It is widely believed that the stola and the toga were generally made of wool, though Judith Sebesta states that while the garments of priests and priestesses had to be made entirely of wool, common togas could be made of blends of wool and linen, or even cotton or other vegetable fibers. It is possible that women’s ceremonial garments were made entirely of wool, but, like the common togas, their common stolas could be made of wool blends as well.
We know that the Roman valued certain breeds of sheep for the fineness and whiteness of their wool, but other colors of sheep were also valued. The sheep of northern Italy were famous for their pure white wool, in fact Pliny mentions that the districts of Tarnato and Canossa had such fine, soft, pure white wool that they were kept in jackets made of Arabian sheep’s wool to protect their fleece while in the field. The most highly prized wool for cloaks was from the Apulian sheep, and other Roman districts were known for their sheep as well. Spain was known for sheep with pure black wool, the sheep of Asia Minor produced reddish wool, Cordoba produced grey wool, and Puglia produced tawny wool.

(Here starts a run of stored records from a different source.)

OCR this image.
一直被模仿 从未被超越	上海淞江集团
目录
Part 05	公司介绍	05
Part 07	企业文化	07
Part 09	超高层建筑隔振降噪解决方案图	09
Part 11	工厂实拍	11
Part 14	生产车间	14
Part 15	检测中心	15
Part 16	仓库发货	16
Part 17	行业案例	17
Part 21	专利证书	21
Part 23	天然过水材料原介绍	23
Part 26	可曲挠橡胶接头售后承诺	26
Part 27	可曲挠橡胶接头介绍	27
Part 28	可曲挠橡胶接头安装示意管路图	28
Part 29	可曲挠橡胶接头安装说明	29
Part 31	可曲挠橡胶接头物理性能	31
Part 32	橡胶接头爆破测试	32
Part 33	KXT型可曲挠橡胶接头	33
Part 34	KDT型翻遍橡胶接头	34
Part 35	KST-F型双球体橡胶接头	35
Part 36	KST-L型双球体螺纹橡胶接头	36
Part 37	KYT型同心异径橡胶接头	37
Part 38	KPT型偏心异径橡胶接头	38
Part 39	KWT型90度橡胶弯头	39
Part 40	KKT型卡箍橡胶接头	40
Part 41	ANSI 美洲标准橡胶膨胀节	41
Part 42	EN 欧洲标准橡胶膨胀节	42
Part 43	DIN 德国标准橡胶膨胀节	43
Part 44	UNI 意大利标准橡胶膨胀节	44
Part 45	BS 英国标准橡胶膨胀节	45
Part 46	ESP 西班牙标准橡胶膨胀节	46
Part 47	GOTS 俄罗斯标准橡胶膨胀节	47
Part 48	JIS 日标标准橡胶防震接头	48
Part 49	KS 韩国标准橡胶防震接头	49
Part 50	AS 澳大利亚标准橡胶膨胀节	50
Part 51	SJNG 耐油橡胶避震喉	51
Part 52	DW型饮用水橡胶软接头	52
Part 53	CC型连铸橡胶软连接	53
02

Extant Roman literature suggests that Romans could judge the quality and value of another man’s toga by its color and the type of wool used to make it. Mary Harlow, working from H.R. Goette’s comprehensive study of togate statues, estimates that togas measured approximately 5 feet wide by 12-15 feet long. Based on experimental work done at the Center for Textile Research at the University of Copenhagen, she estimates that such a toga would require nearly 25 miles of finely spun thread which, depending on the skill of the spinner or spinners, could take up to 900 hours to produce. Weaving a toga is a job for an experienced weaver as well, since it must be woven with a curved edge, and depending on the rank or age of the wearer, with a purpura border. Weaving would take skilled weavers about 100 hours working in tandem at a loom at least 5-6 feet wide, or double the amount of time (at least) if the weaver worked alone. If all this work was the production of a single Roman Matrona, it would take her 1000-1200 hours to produce a single toga for her husband. If she did nothing but spin and weave for 10 hours a day, it would take about 120 days. This estimate does not include the shearing of the sheep or any preparation of the wool prior to spinning, which would extend the process to at least 6 months or longer to produce a single toga.
Granted, we know that most upper class Roman Matronae had slaves, and presumably daughters, to assist with the preparation of the wool, the spinning, and the weaving, but even so, the amount of woman-hours devoted to the production of a single male garment must have made togas very precious indeed. For much of Rome’s history Senators were forbidden to be engaged in trade or financially-oriented businesses. They were land owners, and as such probably raised their own sheep on their country estates, but how many sheep would it take to produce enough wool for a single toga? What is your family was not landowners? How much would it cost to purchase the wool to produce a toga? How many togas did a man own? How often was a toga worn? Senators, who had to wear the toga to all their business in the Forum, surely owned more than a single toga, but a man of the middle or lower classes might only own one toga in his lifetime. We know that the Romans had second-hand clothing merchants, so surely it was possible to acquire a second-hand toga, though it would probably still have been quite expensive. Is it any wonder that the toga rapidly died out in popularity in the 1st century CE?
Linen, cotton, and silk were also used for clothing, but there is no known specific mention of a stola made in any fabric other than wool. Was a stola considered a ritual garment? Perhaps it was considered a garment that *could* be a ritual garment, in which case those stolas intended to be worn as ritual garments would have been made of wool, while others could have possibly been made of other materials or wool blends.
Maybe the vestis longa & the early stola were always made of wool, but later versions (after the stola became an indicator of rank in the late 1st century CE) might have been made in other materials? Based on the drape of the fabric found in period imagery, the wool fabric used must have been very light, even diaphanous, similar to modern-tropical weight wool, but with a more open weave to reduce stiffness. Wool gauze is a good modern fabric to use, or a soft tropical weight wool with a nice, soft drape.